Of course, it could also be considered a gift to Ensign. It doesn't have to be paid directly in cash to him for it to be a gift.

Posted by: TTC | Jul 13, 2009 8:53:15 PM

How about substance over form?

Posted by: Shag from Brookline | Jul 11, 2009 2:52:07 AM

Isn't there a case in the Bankman Shaviro casebook about payments to a mistress? Would payments to your son's mistress be in a similar category? I'm betting this will show up on at least one exam this year.

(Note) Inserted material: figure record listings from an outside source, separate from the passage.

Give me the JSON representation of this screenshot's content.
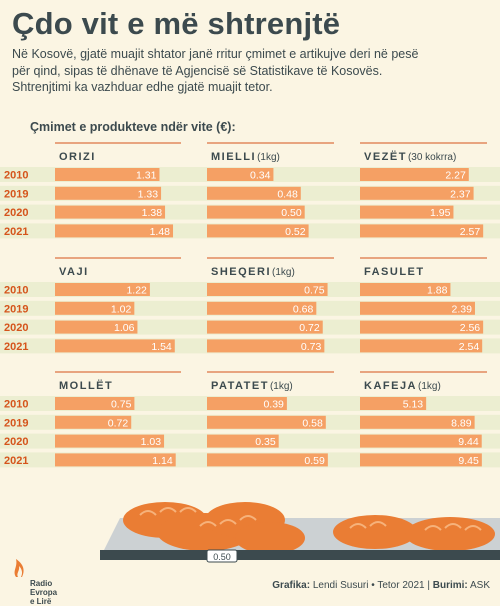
{
  "title": "Çdo vit e më shtrenjtë",
  "intro": {
    "line1": "Në Kosovë, gjatë muajit shtator janë rritur çmimet e artikujve deri në pesë",
    "line2": "për qind, sipas të dhënave të Agjencisë së Statistikave të Kosovës.",
    "line3": "Shtrenjtimi ka vazhduar edhe gjatë muajit tetor."
  },
  "subhead": "Çmimet e produkteve ndër vite (€):",
  "chart_data": {
    "type": "bar",
    "orientation": "horizontal",
    "categories": [
      "2010",
      "2019",
      "2020",
      "2021"
    ],
    "panels": [
      {
        "name": "ORIZI",
        "unit": "",
        "values": [
          1.31,
          1.33,
          1.38,
          1.48
        ],
        "labels": [
          "1.31",
          "1.33",
          "1.38",
          "1.48"
        ],
        "xmax": 1.58
      },
      {
        "name": "MIELLI",
        "unit": "(1kg)",
        "values": [
          0.34,
          0.48,
          0.5,
          0.52
        ],
        "labels": [
          "0.34",
          "0.48",
          "0.50",
          "0.52"
        ],
        "xmax": 0.65
      },
      {
        "name": "VEZËT",
        "unit": "(30 kokrra)",
        "values": [
          2.27,
          2.37,
          1.95,
          2.57
        ],
        "labels": [
          "2.27",
          "2.37",
          "1.95",
          "2.57"
        ],
        "xmax": 2.65
      },
      {
        "name": "VAJI",
        "unit": "",
        "values": [
          1.22,
          1.02,
          1.06,
          1.54
        ],
        "labels": [
          "1.22",
          "1.02",
          "1.06",
          "1.54"
        ],
        "xmax": 1.62
      },
      {
        "name": "SHEQERI",
        "unit": "(1kg)",
        "values": [
          0.75,
          0.68,
          0.72,
          0.73
        ],
        "labels": [
          "0.75",
          "0.68",
          "0.72",
          "0.73"
        ],
        "xmax": 0.79
      },
      {
        "name": "FASULET",
        "unit": "",
        "values": [
          1.88,
          2.39,
          2.56,
          2.54
        ],
        "labels": [
          "1.88",
          "2.39",
          "2.56",
          "2.54"
        ],
        "xmax": 2.64
      },
      {
        "name": "MOLLËT",
        "unit": "",
        "values": [
          0.75,
          0.72,
          1.03,
          1.14
        ],
        "labels": [
          "0.75",
          "0.72",
          "1.03",
          "1.14"
        ],
        "xmax": 1.19
      },
      {
        "name": "PATATET",
        "unit": "(1kg)",
        "values": [
          0.39,
          0.58,
          0.35,
          0.59
        ],
        "labels": [
          "0.39",
          "0.58",
          "0.35",
          "0.59"
        ],
        "xmax": 0.62
      },
      {
        "name": "KAFEJA",
        "unit": "(1kg)",
        "values": [
          5.13,
          8.89,
          9.44,
          9.45
        ],
        "labels": [
          "5.13",
          "8.89",
          "9.44",
          "9.45"
        ],
        "xmax": 9.85
      }
    ]
  },
  "colors": {
    "bar": "#f5a064",
    "stripe": "#eceed1",
    "year": "#d5541b",
    "divider": "#d5541b",
    "text": "#3c4a4e"
  },
  "price_tag": "0.50",
  "logo": {
    "line1": "Radio Evropa",
    "line2": "e Lirë",
    "icon": "rferl-flame-icon"
  },
  "credit": {
    "label1": "Grafika:",
    "value1": "Lendi Susuri • Tetor 2021",
    "separator": " | ",
    "label2": "Burimi:",
    "value2": "ASK"
  }
}
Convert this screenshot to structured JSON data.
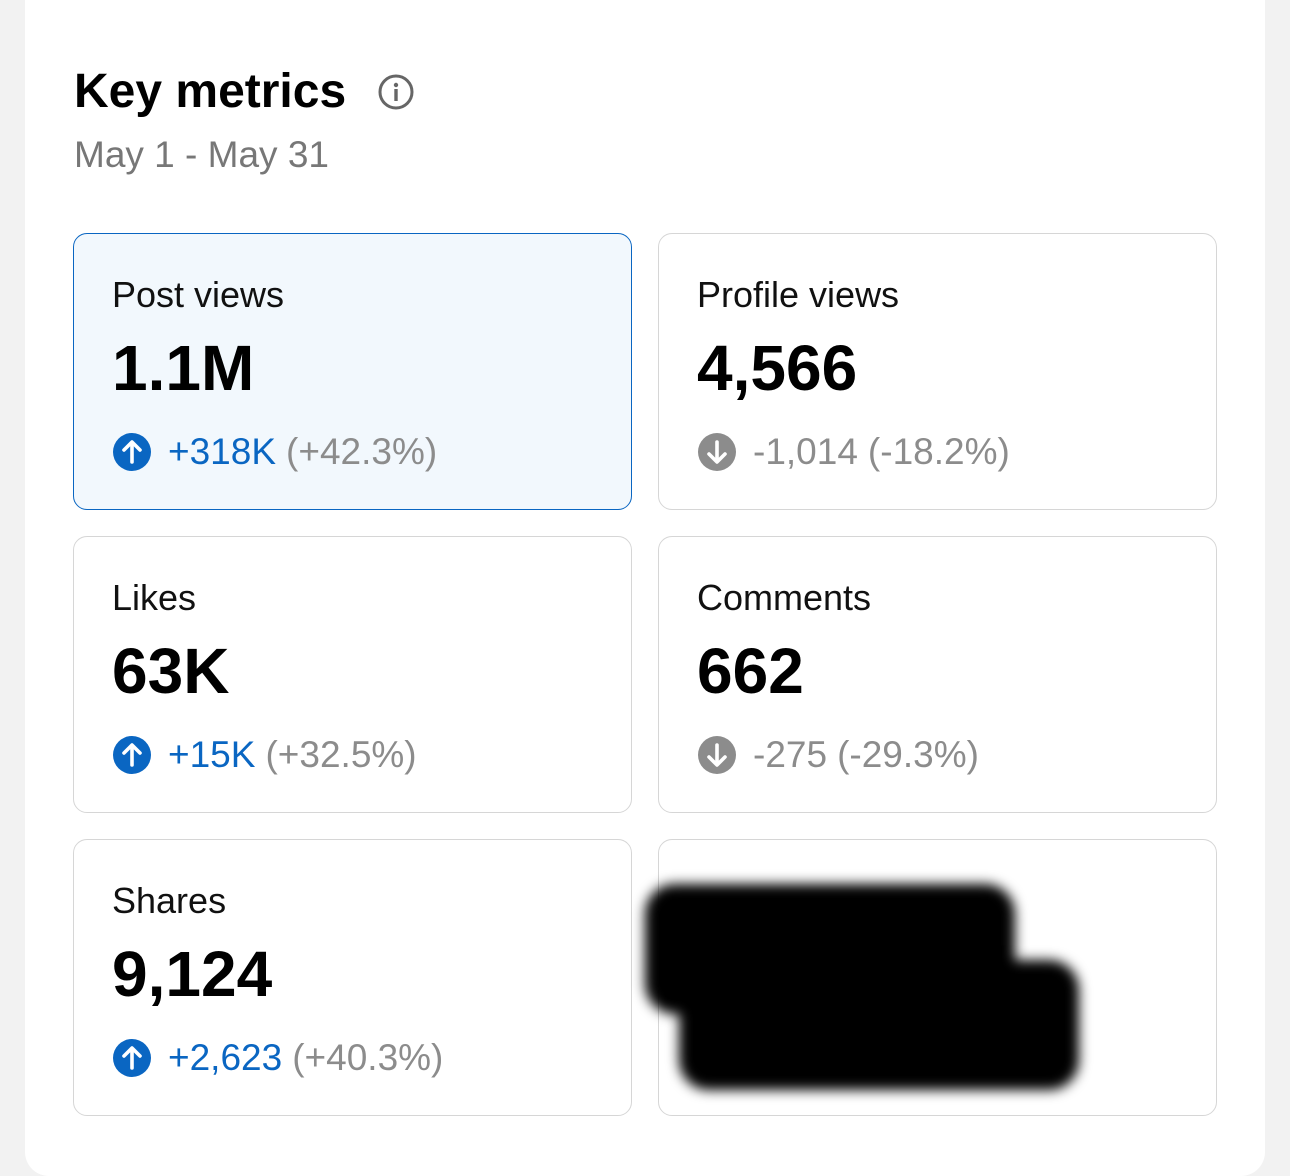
{
  "header": {
    "title": "Key metrics",
    "date_range": "May 1 - May 31"
  },
  "cards": [
    {
      "label": "Post views",
      "value": "1.1M",
      "change": "+318K",
      "percent": "(+42.3%)"
    },
    {
      "label": "Profile views",
      "value": "4,566",
      "change": "-1,014",
      "percent": "(-18.2%)"
    },
    {
      "label": "Likes",
      "value": "63K",
      "change": "+15K",
      "percent": "(+32.5%)"
    },
    {
      "label": "Comments",
      "value": "662",
      "change": "-275",
      "percent": "(-29.3%)"
    },
    {
      "label": "Shares",
      "value": "9,124",
      "change": "+2,623",
      "percent": "(+40.3%)"
    }
  ]
}
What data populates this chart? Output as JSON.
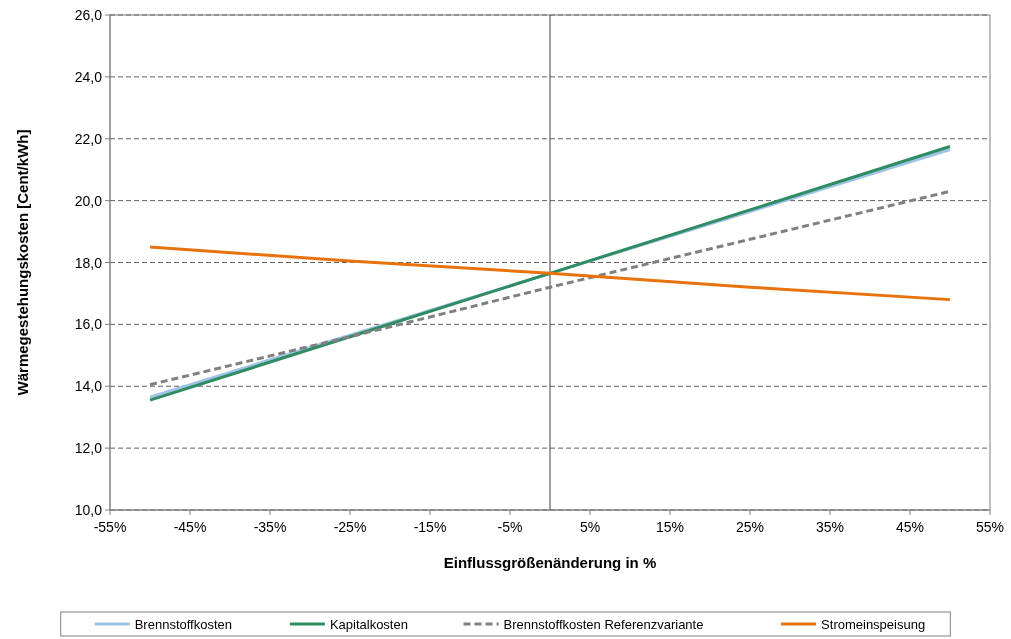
{
  "chart_data": {
    "type": "line",
    "xlabel": "Einflussgrößenänderung in %",
    "ylabel": "Wärmegestehungskosten  [Cent/kWh]",
    "x": [
      -50,
      -25,
      0,
      25,
      50
    ],
    "series": [
      {
        "name": "Brennstoffkosten",
        "color": "#9dc3e6",
        "values": [
          13.65,
          15.65,
          17.65,
          19.65,
          21.65
        ],
        "line_style": "solid"
      },
      {
        "name": "Kapitalkosten",
        "color": "#2e8b62",
        "values": [
          13.55,
          15.6,
          17.65,
          19.7,
          21.75
        ],
        "line_style": "solid"
      },
      {
        "name": "Brennstoffkosten Referenzvariante",
        "color": "#808080",
        "values": [
          14.05,
          15.6,
          17.2,
          18.75,
          20.3
        ],
        "line_style": "dashed"
      },
      {
        "name": "Stromeinspeisung",
        "color": "#e8720c",
        "values": [
          18.5,
          18.05,
          17.65,
          17.2,
          16.8
        ],
        "line_style": "solid"
      }
    ],
    "xlim": [
      -55,
      55
    ],
    "xticks": [
      {
        "value": -55,
        "label": "-55%"
      },
      {
        "value": -45,
        "label": "-45%"
      },
      {
        "value": -35,
        "label": "-35%"
      },
      {
        "value": -25,
        "label": "-25%"
      },
      {
        "value": -15,
        "label": "-15%"
      },
      {
        "value": -5,
        "label": "-5%"
      },
      {
        "value": 5,
        "label": "5%"
      },
      {
        "value": 15,
        "label": "15%"
      },
      {
        "value": 25,
        "label": "25%"
      },
      {
        "value": 35,
        "label": "35%"
      },
      {
        "value": 45,
        "label": "45%"
      },
      {
        "value": 55,
        "label": "55%"
      }
    ],
    "ylim": [
      10,
      26
    ],
    "yticks": [
      {
        "value": 10,
        "label": "10,0"
      },
      {
        "value": 12,
        "label": "12,0"
      },
      {
        "value": 14,
        "label": "14,0"
      },
      {
        "value": 16,
        "label": "16,0"
      },
      {
        "value": 18,
        "label": "18,0"
      },
      {
        "value": 20,
        "label": "20,0"
      },
      {
        "value": 22,
        "label": "22,0"
      },
      {
        "value": 24,
        "label": "24,0"
      },
      {
        "value": 26,
        "label": "26,0"
      }
    ],
    "grid": "y",
    "legend": "bottom",
    "marker": "none",
    "ref_lines": [
      {
        "axis": "x",
        "value": 0,
        "color": "#404040",
        "line_style": "solid"
      }
    ]
  }
}
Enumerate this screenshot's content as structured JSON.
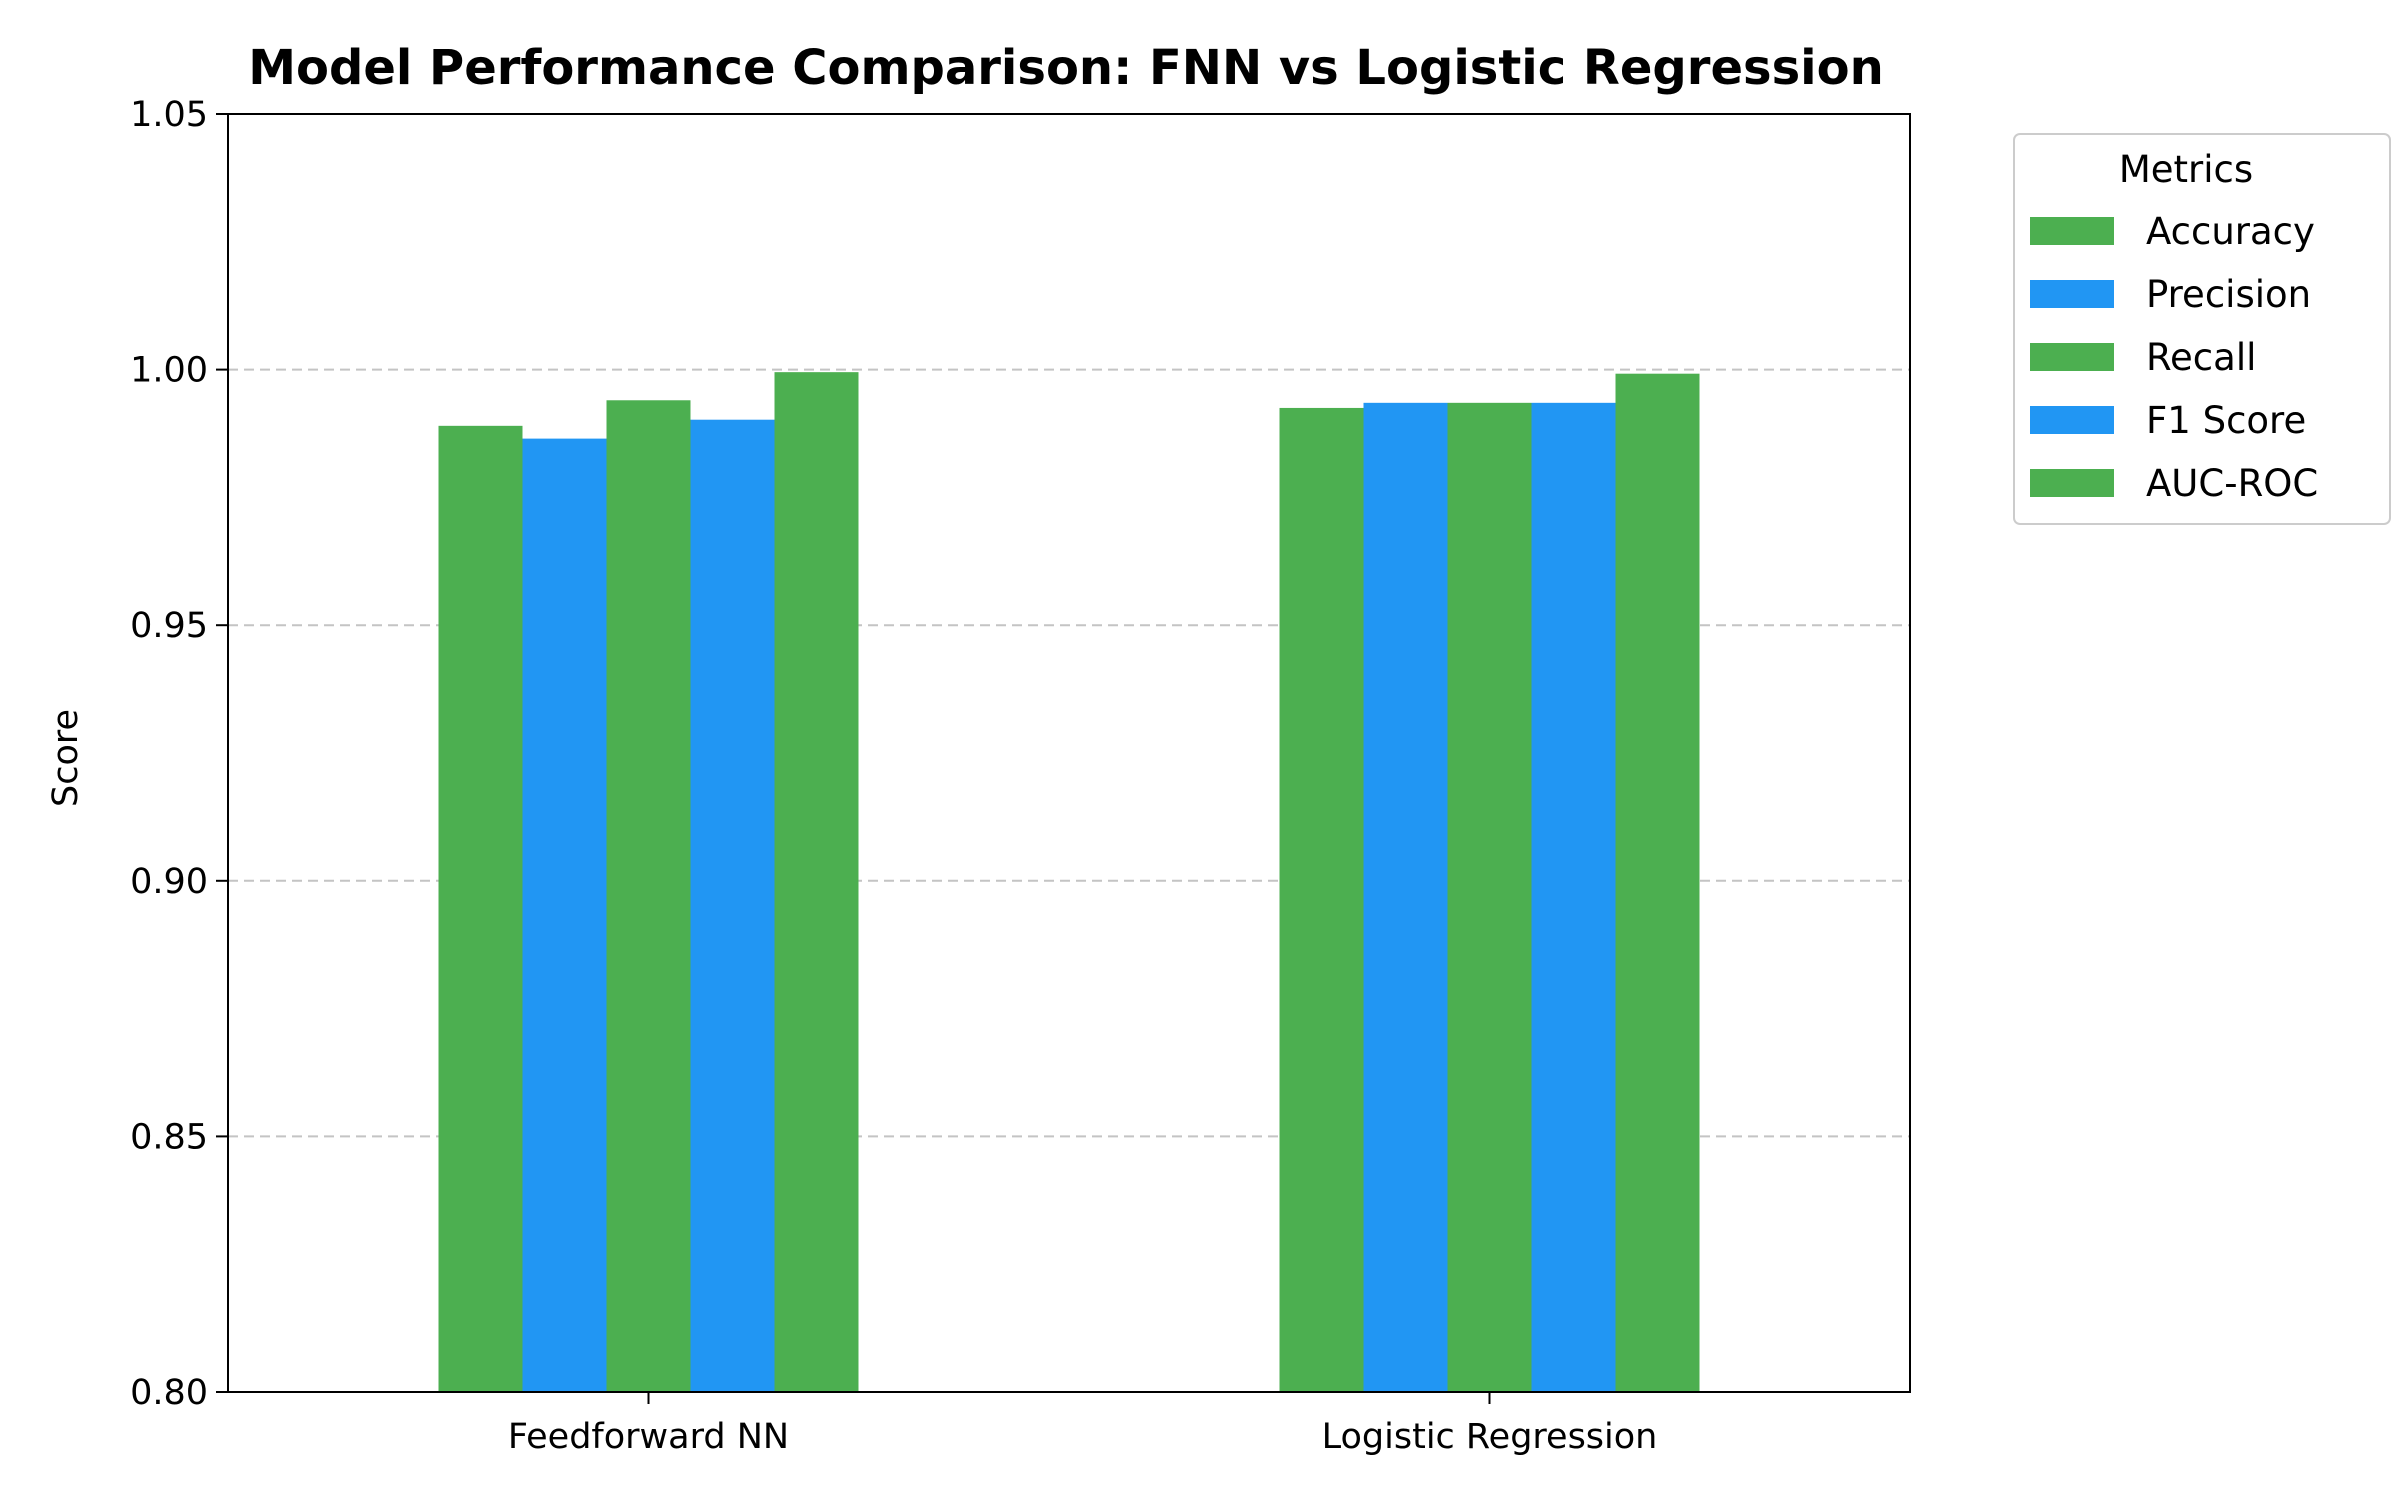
{
  "chart_data": {
    "type": "bar",
    "title": "Model Performance Comparison: FNN vs Logistic Regression",
    "xlabel": "",
    "ylabel": "Score",
    "ylim": [
      0.8,
      1.05
    ],
    "yticks": [
      "0.80",
      "0.85",
      "0.90",
      "0.95",
      "1.00",
      "1.05"
    ],
    "categories": [
      "Feedforward NN",
      "Logistic Regression"
    ],
    "grid": "y-dashed",
    "legend": {
      "title": "Metrics",
      "placement": "outside-top-right"
    },
    "series": [
      {
        "name": "Accuracy",
        "color": "#4caf50",
        "values": [
          0.989,
          0.9925
        ]
      },
      {
        "name": "Precision",
        "color": "#2196f3",
        "values": [
          0.9865,
          0.9935
        ]
      },
      {
        "name": "Recall",
        "color": "#4caf50",
        "values": [
          0.994,
          0.9935
        ]
      },
      {
        "name": "F1 Score",
        "color": "#2196f3",
        "values": [
          0.9902,
          0.9935
        ]
      },
      {
        "name": "AUC-ROC",
        "color": "#4caf50",
        "values": [
          0.9995,
          0.9992
        ]
      }
    ]
  }
}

Posted by: mike livingston | Jul 10, 2009 2:07:50 PM

I wonder about the family's characterization of these payments as gifts, which, if they were really gifts, permit the recipients to receive them tax free. The Duberstein test for gift, as I recall it, requires detached and disinterested generosity. Ensign's lawyer in announcing the payments did a spin to make the payments fit that defintion. But, it seems to me that the facts may not be consistent with gift characterization and that the recipients might indeed be taxable on the payments. And, what is the potential exposure of the payors and their advisors for some type of criminal tax prosecution from the mischaracterization -- perhaps the defraud / Klein conspiracy or tax obstruction or even tax evasion (not just the taxpayers can be tried for evasion they facilitate?

Posted by: Jack Townsend | Jul 10, 2009 1:40:18 PM

Or did tax law (i.e., the possibility of receiving as much as $12,000 tax free from any one "gifter" for any one "giftee") cause John Ensign's mistress to help him cheat on his wife?

Posted by: Linda | Jul 10, 2009 1:03:20 PM

After reading the various blog posts on tax law's supposed role in the metro crash, I am waiting for a tax commentator to posit:

Did tax law cause John Ensign to cheat on his wife?